Bu yıl Agada’nın okunuşunda kimi evlerde farklılıklar oluşacak. Dijital dünya, belki ilk kez sofralara ‘zoom’lanacak. Özetle, iki-üç aile internetteki bir programla birbirlerini görecek, böylece ayrı evlerde olup Agada hep beraber yapılacak. Halaha’ya göre bu yöntem uygulanamaz. Ancak, olağanüstü hallerde her çareye başvurulabilir diye düşünüyorum.

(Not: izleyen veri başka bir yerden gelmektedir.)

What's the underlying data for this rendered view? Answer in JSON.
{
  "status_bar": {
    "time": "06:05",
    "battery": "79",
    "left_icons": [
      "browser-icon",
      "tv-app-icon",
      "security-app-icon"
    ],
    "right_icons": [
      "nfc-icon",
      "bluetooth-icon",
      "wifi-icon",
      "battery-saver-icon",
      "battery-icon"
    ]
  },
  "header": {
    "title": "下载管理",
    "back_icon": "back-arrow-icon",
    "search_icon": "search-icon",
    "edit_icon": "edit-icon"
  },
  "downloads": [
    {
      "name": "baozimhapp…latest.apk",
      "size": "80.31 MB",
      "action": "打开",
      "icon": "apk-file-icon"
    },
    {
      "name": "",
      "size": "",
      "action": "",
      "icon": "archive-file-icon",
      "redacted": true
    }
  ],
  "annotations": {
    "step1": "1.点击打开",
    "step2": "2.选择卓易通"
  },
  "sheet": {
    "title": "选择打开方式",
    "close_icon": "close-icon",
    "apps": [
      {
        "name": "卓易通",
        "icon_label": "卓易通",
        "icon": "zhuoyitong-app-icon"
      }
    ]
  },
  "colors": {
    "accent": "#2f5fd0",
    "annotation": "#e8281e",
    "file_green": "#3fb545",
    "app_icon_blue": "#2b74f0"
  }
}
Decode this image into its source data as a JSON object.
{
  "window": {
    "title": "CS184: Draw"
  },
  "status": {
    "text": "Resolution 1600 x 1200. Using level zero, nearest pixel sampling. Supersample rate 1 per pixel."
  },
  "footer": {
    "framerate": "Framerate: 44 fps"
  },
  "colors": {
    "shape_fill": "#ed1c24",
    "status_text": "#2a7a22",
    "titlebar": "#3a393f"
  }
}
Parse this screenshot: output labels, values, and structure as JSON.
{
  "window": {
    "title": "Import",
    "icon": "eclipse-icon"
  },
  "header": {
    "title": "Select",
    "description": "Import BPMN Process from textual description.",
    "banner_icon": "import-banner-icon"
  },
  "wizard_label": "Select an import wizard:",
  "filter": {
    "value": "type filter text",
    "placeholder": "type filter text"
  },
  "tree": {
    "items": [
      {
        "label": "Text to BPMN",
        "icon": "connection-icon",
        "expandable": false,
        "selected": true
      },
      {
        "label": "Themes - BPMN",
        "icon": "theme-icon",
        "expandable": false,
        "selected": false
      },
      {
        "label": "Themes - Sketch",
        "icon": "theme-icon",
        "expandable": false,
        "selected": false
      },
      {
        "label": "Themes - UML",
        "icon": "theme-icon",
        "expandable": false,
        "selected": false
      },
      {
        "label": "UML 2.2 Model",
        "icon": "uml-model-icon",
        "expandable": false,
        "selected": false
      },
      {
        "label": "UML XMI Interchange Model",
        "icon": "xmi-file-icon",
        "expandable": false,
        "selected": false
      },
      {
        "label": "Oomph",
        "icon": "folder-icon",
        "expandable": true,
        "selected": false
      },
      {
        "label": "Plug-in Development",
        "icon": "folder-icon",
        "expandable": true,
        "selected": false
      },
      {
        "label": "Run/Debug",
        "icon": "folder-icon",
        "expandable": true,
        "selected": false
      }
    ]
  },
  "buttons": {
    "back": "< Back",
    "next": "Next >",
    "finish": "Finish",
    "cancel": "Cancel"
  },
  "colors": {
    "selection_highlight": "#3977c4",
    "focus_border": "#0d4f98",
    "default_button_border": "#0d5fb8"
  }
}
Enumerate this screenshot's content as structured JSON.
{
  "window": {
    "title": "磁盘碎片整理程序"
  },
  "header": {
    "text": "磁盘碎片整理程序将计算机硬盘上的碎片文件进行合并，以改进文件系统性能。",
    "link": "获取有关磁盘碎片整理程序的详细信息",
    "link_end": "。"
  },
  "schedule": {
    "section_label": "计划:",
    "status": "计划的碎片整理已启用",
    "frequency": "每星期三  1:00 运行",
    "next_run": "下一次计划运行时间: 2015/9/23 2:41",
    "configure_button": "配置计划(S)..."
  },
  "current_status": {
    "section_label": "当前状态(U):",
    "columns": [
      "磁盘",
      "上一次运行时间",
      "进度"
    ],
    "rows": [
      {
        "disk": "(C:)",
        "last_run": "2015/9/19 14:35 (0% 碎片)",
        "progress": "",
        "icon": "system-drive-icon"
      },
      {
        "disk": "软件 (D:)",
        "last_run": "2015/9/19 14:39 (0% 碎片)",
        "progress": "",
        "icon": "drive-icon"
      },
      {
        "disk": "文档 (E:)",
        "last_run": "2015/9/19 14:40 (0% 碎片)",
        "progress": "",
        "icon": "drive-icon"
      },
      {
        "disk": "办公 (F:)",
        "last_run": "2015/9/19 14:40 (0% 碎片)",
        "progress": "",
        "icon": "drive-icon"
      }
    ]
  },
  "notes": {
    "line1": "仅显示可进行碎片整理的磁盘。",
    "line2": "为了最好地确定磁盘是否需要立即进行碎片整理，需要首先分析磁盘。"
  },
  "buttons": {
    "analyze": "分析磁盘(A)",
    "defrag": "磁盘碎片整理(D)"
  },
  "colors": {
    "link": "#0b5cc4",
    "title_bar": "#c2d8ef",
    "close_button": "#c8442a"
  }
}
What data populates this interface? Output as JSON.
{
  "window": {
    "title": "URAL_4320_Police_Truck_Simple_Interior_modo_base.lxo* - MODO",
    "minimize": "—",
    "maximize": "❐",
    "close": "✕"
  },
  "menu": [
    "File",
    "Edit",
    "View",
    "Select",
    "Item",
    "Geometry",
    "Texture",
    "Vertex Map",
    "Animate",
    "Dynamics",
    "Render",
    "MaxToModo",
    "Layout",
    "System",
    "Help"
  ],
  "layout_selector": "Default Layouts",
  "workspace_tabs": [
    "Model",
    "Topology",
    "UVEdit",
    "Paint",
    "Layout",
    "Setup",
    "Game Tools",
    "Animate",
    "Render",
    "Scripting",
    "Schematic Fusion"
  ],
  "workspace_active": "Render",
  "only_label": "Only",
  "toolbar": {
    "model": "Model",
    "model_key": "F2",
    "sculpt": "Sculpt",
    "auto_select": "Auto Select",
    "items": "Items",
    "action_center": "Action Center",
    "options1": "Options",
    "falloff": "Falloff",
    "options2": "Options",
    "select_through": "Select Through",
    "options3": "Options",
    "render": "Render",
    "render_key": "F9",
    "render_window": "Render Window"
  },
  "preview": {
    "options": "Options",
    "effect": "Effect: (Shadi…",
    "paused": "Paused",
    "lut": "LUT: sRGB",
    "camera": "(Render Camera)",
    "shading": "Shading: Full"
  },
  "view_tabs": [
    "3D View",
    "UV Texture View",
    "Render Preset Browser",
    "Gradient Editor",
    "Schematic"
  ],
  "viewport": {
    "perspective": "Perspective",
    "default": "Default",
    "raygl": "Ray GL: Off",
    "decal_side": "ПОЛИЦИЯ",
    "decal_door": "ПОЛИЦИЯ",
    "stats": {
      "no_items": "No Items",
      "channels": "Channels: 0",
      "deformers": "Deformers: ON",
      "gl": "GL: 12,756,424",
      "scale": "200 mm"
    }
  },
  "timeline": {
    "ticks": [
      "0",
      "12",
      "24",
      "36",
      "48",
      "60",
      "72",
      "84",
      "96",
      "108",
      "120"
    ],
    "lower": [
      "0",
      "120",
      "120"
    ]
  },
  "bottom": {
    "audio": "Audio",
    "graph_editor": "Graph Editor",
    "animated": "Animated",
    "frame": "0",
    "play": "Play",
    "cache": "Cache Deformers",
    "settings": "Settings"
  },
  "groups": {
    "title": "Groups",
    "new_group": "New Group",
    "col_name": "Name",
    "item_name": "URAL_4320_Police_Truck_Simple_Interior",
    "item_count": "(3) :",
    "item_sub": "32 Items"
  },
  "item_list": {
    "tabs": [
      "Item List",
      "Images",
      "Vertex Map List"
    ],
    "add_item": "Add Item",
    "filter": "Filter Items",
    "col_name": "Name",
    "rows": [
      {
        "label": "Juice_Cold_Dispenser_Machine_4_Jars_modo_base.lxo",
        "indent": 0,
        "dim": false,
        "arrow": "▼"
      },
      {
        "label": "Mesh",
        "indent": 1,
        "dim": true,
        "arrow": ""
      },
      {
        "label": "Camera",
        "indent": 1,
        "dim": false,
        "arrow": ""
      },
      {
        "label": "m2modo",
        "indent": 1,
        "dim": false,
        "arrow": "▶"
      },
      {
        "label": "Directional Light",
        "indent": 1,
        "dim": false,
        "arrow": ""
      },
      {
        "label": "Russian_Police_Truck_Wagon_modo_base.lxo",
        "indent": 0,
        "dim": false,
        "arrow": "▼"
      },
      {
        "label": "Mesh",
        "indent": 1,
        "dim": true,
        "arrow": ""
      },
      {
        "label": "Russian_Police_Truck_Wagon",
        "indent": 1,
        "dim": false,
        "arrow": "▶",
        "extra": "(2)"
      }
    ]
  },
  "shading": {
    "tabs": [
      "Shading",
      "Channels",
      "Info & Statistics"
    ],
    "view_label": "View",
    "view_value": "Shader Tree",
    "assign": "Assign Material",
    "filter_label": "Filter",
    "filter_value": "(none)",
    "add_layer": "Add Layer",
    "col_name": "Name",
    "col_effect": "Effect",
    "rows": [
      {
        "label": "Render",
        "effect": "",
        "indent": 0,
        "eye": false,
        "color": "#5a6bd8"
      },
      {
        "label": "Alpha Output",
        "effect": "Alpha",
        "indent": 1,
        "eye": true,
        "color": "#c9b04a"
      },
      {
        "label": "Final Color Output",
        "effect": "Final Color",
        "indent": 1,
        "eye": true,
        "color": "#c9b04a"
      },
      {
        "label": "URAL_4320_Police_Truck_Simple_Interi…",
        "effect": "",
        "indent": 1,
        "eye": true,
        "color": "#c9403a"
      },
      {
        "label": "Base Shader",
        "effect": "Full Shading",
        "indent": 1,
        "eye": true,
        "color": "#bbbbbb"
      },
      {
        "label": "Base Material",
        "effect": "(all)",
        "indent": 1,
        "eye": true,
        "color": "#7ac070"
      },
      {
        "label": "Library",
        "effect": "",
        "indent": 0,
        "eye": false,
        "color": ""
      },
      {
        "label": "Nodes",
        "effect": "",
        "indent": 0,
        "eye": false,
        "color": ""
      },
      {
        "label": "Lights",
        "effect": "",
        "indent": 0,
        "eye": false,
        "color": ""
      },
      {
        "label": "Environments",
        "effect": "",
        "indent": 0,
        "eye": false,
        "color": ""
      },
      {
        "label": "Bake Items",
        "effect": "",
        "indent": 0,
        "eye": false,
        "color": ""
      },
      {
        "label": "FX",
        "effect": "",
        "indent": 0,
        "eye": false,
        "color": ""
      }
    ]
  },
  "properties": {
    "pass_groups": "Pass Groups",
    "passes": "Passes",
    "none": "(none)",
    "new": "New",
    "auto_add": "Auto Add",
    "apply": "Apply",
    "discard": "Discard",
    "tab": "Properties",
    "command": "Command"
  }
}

Öte yandan, bir haftadır, bayramı birlikte kutlayacağımız küçük torunum için, onun anlayabileceği, sıkılmadan dinleyeceği bir Agada metnini kuzenimin yardımıyla hazırlıyorum. Bunu yeni bir uygulama olarak düşünmüyorum. Birbirimizden uzakta olup Pesah’ın gereklerini yerine getirmelerini yeğliyorum. Çok ‘kaşer’ bir yaklaşım olmasa da gönlüm rahat.

*** 

Pesah aynı zamanda ilkbahar mevsiminin başlangıcı. Korona virüsü pek çok alışkanlığı mutasyona uğrattı. İlkbaharı yaşamadan kıştan yaza geçilecek.

Bu sene sokağa çıkma yasağıyla paltolar, kalın kazaklar dolapta yepyeni kaldılar. Umarım, yaz aylarında benzer bir sıkıntı yaşanmayacak. Bütün kış terlik/ev ayakkabısı giyerek özgür kalan ayaklarımız sandaletlere zor sığacak.

***

 Hijyene her zamankinden daha fazla özen gösteriyoruz. Eller sık sık yıkanıyor, sokak dönüşü hemen banyoya giriliyor, alışveriş sonrası her ürün sabunlanıp yıkanıyor, çamaşır makinesi neredeyse her gün çalışıyor. Alınması gereken en doğal önlemler. Ancak bu ortamda günlük hareket ediyor, bir adım ilerisini düşünmüyoruz.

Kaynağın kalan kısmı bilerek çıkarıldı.